Why are they poking the cars?
March 29, 2011 9:48 AM   Subscribe

What on earth are these guys doing?

every morning, I cycle past this grain elevator on my way to work. There have been many times in the last few weeks when I have seen men on top of the train cars that are near this elevator, walking from car to car and poking through hatches at the top of the cars with big metal rods. Why are they doing this?

Are they leveling the load? Checking for hoboes? Any ideas?
posted by pdb to Travel & Transportation (14 answers total)
Checking for mold/spoilage?
posted by T.D. Strange at 9:51 AM on March 29, 2011

Looks like that facility is used to offload grain from the train cars, to be stored in the silos before being loaded onto ships. Do these cars have hoppers at the bottom? Are they connected to some sort of intake hoses while these guys are doing their poking? I'm thinking that the grain might need a little persuading to flow out smoothly.
posted by jon1270 at 9:54 AM on March 29, 2011

So I found this page:

Which doesn't exactly answer your question, but apparently after loading the train the last thing they do is test for grain quality. Maybe this is part of this test.
posted by bitdamaged at 9:58 AM on March 29, 2011

Per bitdamaged, have you managed to stick around and watch what they do with the rods after they poke them into the cars?

Perhaps they are taking samples.
posted by Naberius at 10:04 AM on March 29, 2011

My guess is that they are testing the moisture content of the grain before it is unloaded.
posted by ChrisHartley at 10:11 AM on March 29, 2011

Here is an example grain moisture spear, 6' long and designed to be stuck in to the container of grain as a spot check at the intake point.
posted by ChrisHartley at 10:18 AM on March 29, 2011

Response by poster: Jon1270 -

I haven't really noticed whether the cars have hoppers, but they do not appear to be attached to any hose-type apparatus - but I can only see the street side of the car, not the grain elevator side, so something might be attached there.

Naberius -

I haven't stopped yet, as I'm usually on my way to work and that stretch of road is really narrow and there's no good place to stop. I'll have to go by on a non-work day and see what i can find out.

ChrisHartley -

This is a good theory, I'll have to see if I can spot whether there's a doohickey on these sticks as there is in your photo example.
posted by pdb at 10:29 AM on March 29, 2011

Do the cars look like this? The hoppers aren't very conspicuous.
posted by jon1270 at 10:32 AM on March 29, 2011

There is a chance they are also just harvesting samples to be tested elsewhere, in that case the spear would just be a spear with no electronic doohickey. They would have to transfer the sample to some sort of container which you probably would have mentioned if they were doing.

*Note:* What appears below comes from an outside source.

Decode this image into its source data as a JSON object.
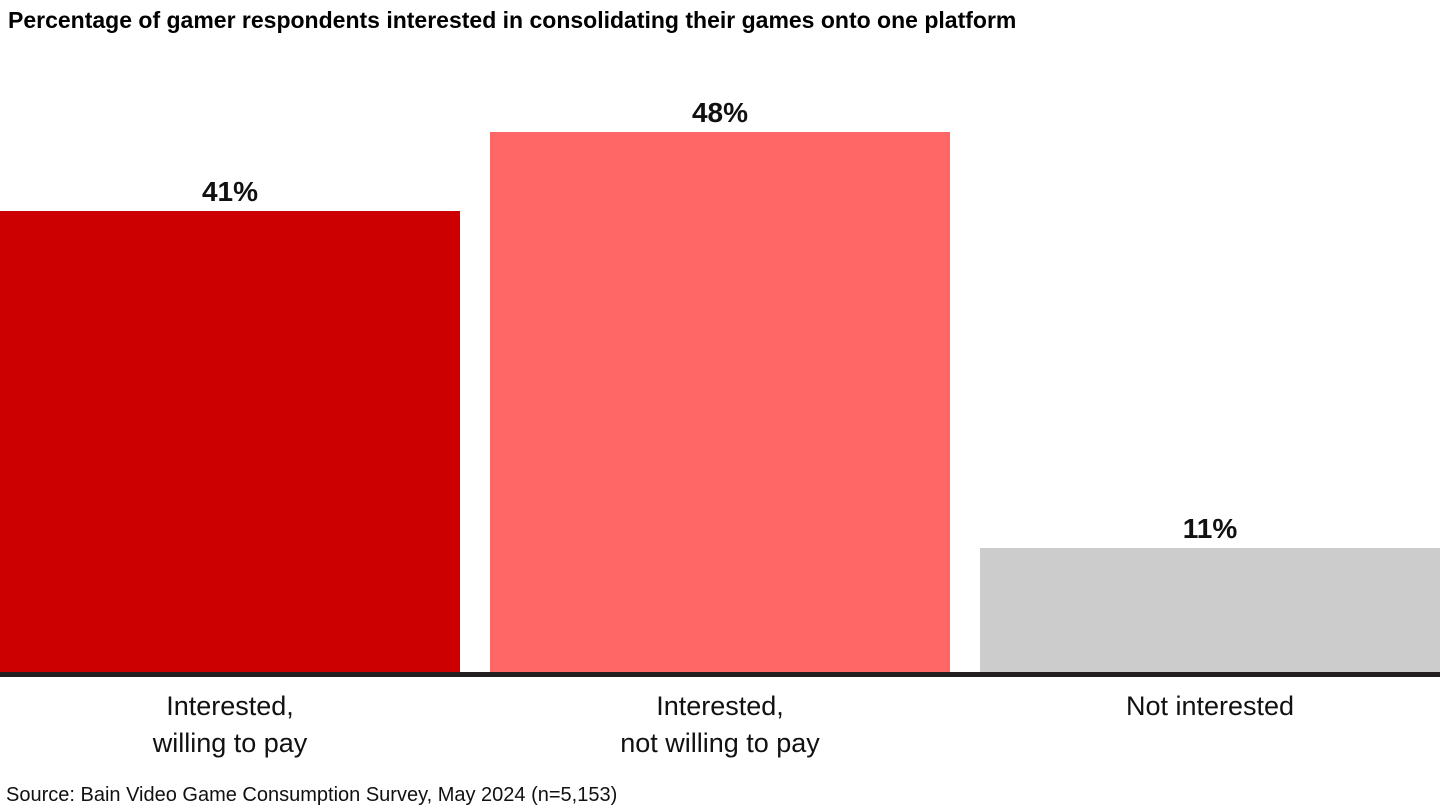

Grain cars are unloaded by opening the hopper and dumping the grain through a grate in to an unloading pit. Flour is unloaded with hoses from the bottom of the car but I believe they thump the sides with a hammer rather than opening the top and poking something in. It might be done differently in different places though.
posted by ChrisHartley at 10:56 AM on March 29, 2011

They might be starting the flow. When I was designing unloading valves and other bottom outlets, they had reinforced pads on the sides of cars for the attachment of vibrators. I often (idly) wondered if disturbing the top surface of the lading wouldn't start the flow, instead. However, I never tested this theory.
posted by notsnot at 11:21 AM on March 29, 2011

If the metal rods are brass colored with slots visible (google "grain probes" or see examples at: BestHarvest)

they are likely taking samples at various places in the cars to take for a moisture test.
The rods are two thin cylinders with matching slots. The cylinders are rotated so the slots are closed. The rod is then inserted into the grain. The cylinders are rotated so the slots open and fill with the grain sampled along the whole length of the rod. The cylinders are rotated again to capture the grain. The rod is removed and the grain placed into a container.
This process is repeated to get a sampling from the entire load.

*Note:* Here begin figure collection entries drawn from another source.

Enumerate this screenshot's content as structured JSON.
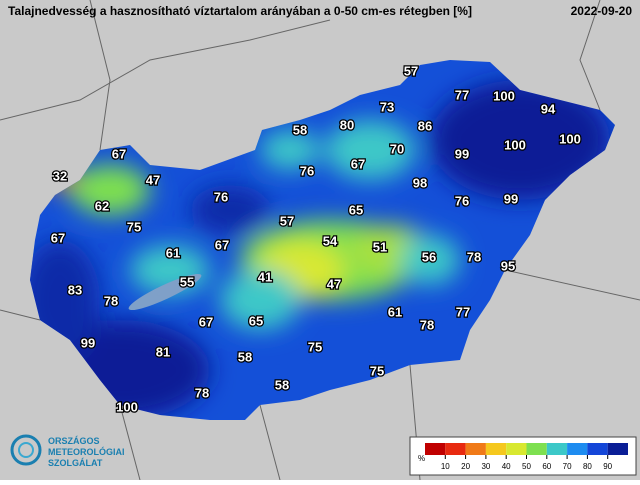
{
  "header": {
    "title": "Talajnedvesség a hasznosítható víztartalom arányában a 0-50 cm-es rétegben [%]",
    "date": "2022-09-20"
  },
  "map": {
    "labels": [
      57,
      77,
      100,
      94,
      73,
      80,
      58,
      86,
      100,
      100,
      67,
      70,
      99,
      67,
      32,
      47,
      76,
      98,
      62,
      76,
      76,
      99,
      65,
      75,
      57,
      67,
      54,
      51,
      61,
      67,
      56,
      78,
      95,
      41,
      55,
      47,
      83,
      78,
      61,
      77,
      78,
      67,
      65,
      99,
      81,
      75,
      58,
      75,
      58,
      78,
      100
    ]
  },
  "legend": {
    "unit": "%",
    "ticks": [
      10,
      20,
      30,
      40,
      50,
      60,
      70,
      80,
      90
    ],
    "colors": [
      "#c00000",
      "#e82a10",
      "#f07a18",
      "#f5c81e",
      "#d8e830",
      "#7ee050",
      "#3cc8c8",
      "#1e8cf0",
      "#1446d8",
      "#0a1e96"
    ]
  },
  "logo": {
    "lines": [
      "ORSZÁGOS",
      "METEOROLÓGIAI",
      "SZOLGÁLAT"
    ]
  }
}
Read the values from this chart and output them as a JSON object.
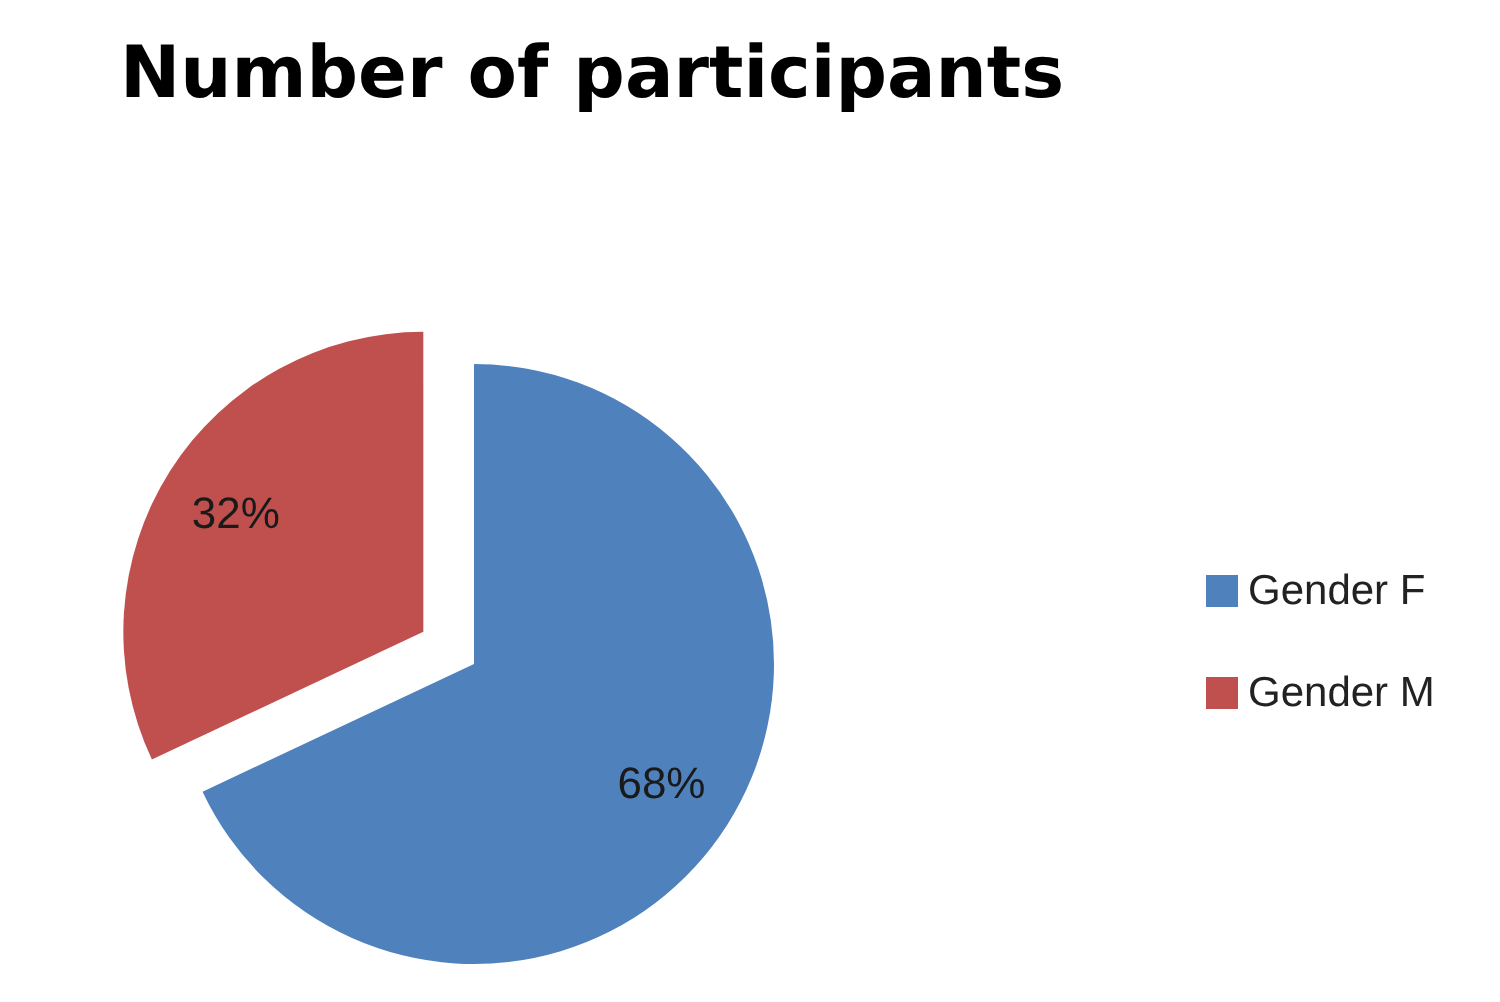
{
  "chart_data": {
    "type": "pie",
    "title": "Number of participants",
    "categories": [
      "Gender F",
      "Gender M"
    ],
    "values": [
      68,
      32
    ],
    "colors": [
      "#4f81bd",
      "#c0504d"
    ],
    "value_labels": [
      "68%",
      "32%"
    ],
    "legend": "right"
  }
}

Harvested grain can vary widely in moisture content - this affects both its weight and how it can be stored. If it is too "wet" it will readily grow mold and/or ferment. It can be dried down with hot air so it can be stored safely.
posted by tronec at 12:24 PM on March 29, 2011

Response by poster: jon1270 -

I have seen both that type of car and the more standard boxcar be poked.

tronec -

I'm about 50 ft away from where they are poking the cars, on a bicycle going 20ish mph - I can't really tell if it has slots or not. The best I can do is see that it doesn't have the doohickey attached as in Chris' example - it just appears to be a long dark metal rod. Maybe tomorrow I'll slow down and see if I can make out detail because this all sounds plausible enough.
posted by pdb at 12:53 PM on March 29, 2011

Best answer: I called the Irving elevator and Robert explained that they are taking samples to test the grain for a number of different factors, including moisture.
posted by ChrisHartley at 1:05 PM on March 29, 2011 [6 favorites]

Response by poster: ChrisHartley -

Thanks for clearing that up - mystery solved!